Ask HN: What is the best path to become a software tester - tinymina
My name is Mina, I recently moved to London. I have a bachelor in engineering and one in psychology which I soon realized I cannot equate here, so I am now trying to shift careers to become a software tester.<p>As I have no practical experience in testing and cannot find any entry level jobs, I thought that the most likely path would be to get a ISTQB certification and then try to find a job, however since this involves a financial investment, I wanted to ask if anybody had similar experiences and if the ISTQB helped in their case.<p>In the meantime I finished the courses on QA Tutor (qatutor.com) and I am currently going through the codeacademy classes to extend my knowledge of python and try to create a portfolio.
======
dpeck
Just one datapoint, but I've never heard of ISTQB and have been in industry
(primarily information security) for ~10 years with 4 years of CS undergrad
before that.
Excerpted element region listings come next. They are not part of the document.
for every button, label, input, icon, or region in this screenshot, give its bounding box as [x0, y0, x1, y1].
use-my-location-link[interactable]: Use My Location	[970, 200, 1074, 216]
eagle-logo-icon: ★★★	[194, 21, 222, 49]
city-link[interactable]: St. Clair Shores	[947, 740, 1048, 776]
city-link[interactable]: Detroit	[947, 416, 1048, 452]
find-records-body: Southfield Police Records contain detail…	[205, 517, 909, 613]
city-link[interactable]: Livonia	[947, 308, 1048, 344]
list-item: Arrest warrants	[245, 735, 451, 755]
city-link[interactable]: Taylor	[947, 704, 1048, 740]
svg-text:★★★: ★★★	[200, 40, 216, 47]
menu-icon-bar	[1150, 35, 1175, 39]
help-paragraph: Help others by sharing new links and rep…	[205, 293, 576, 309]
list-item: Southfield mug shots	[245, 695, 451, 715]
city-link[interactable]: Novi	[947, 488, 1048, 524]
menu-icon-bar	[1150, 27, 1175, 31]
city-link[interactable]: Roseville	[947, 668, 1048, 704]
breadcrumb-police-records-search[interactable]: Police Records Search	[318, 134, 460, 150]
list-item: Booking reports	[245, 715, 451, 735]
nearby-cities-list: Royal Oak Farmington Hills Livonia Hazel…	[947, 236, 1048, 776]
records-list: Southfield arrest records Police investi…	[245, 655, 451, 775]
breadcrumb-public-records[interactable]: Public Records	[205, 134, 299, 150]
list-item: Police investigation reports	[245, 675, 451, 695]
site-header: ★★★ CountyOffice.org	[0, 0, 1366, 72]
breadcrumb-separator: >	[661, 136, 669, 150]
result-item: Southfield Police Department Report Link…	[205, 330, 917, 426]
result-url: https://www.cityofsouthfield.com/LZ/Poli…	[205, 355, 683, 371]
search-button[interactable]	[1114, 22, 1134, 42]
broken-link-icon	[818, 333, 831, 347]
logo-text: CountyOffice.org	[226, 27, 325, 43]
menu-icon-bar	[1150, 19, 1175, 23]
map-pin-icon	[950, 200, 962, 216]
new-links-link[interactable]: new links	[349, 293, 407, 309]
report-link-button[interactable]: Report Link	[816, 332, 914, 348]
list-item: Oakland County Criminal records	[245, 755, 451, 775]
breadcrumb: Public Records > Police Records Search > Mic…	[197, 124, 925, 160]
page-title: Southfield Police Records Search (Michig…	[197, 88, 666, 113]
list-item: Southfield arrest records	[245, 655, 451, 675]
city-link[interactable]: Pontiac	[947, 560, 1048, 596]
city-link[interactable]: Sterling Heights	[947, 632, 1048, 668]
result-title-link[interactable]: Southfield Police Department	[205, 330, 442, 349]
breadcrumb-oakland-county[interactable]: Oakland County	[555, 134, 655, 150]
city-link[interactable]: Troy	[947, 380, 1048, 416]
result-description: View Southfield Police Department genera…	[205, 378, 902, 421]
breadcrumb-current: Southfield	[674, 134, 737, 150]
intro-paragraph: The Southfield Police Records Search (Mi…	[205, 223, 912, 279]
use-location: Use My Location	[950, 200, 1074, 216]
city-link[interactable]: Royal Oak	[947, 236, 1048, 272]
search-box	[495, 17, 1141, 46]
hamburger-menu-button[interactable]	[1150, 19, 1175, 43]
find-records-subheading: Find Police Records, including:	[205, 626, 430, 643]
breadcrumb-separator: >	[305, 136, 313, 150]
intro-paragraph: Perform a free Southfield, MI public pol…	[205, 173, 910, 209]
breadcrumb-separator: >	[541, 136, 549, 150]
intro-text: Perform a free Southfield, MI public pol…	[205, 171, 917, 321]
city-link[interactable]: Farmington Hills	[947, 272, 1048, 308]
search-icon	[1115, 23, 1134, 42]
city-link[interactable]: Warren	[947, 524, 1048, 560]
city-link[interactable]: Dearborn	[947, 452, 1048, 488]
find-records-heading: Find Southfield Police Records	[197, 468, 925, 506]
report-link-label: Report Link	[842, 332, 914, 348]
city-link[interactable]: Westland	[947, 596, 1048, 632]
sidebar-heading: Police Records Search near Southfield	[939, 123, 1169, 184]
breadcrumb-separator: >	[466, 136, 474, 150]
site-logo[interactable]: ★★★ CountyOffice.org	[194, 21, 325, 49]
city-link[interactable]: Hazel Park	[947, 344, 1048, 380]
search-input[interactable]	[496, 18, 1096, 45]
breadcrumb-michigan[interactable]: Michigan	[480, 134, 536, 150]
I generally see those things as a waste of time and money to get
unless you want to work in a very large and very traditional (finance,
insurance, etc) company.

Engineering background should give you a good foundation for analytical
thought and building testing systems. I'd leverage that as well as you can in
interviews. Past that, read up a lot on modern approaches to testing and have
a working knowledge of the terminology and approach for a few frameworks for
ruby/python/java/c# to cover a fair amount of currently popular development
languages.

Learn a scripting language really really well, whether python or ruby.

Best of luck.

------
mcv
After a career that had nothing to do with software or testing, my sister
became a software tester by getting hired by a company that put her through
training for software testing (after testing her quite thoroughly for
analytical ability). She's now a successful software tester at a different
company and moving towards analist or something like that.

------
comatory
I'm considering the same thing but I don't know if ISTQB has any value in the
real world ? I do have practical experience with Python programming and
nosetest framework. I'd suggest trying that too.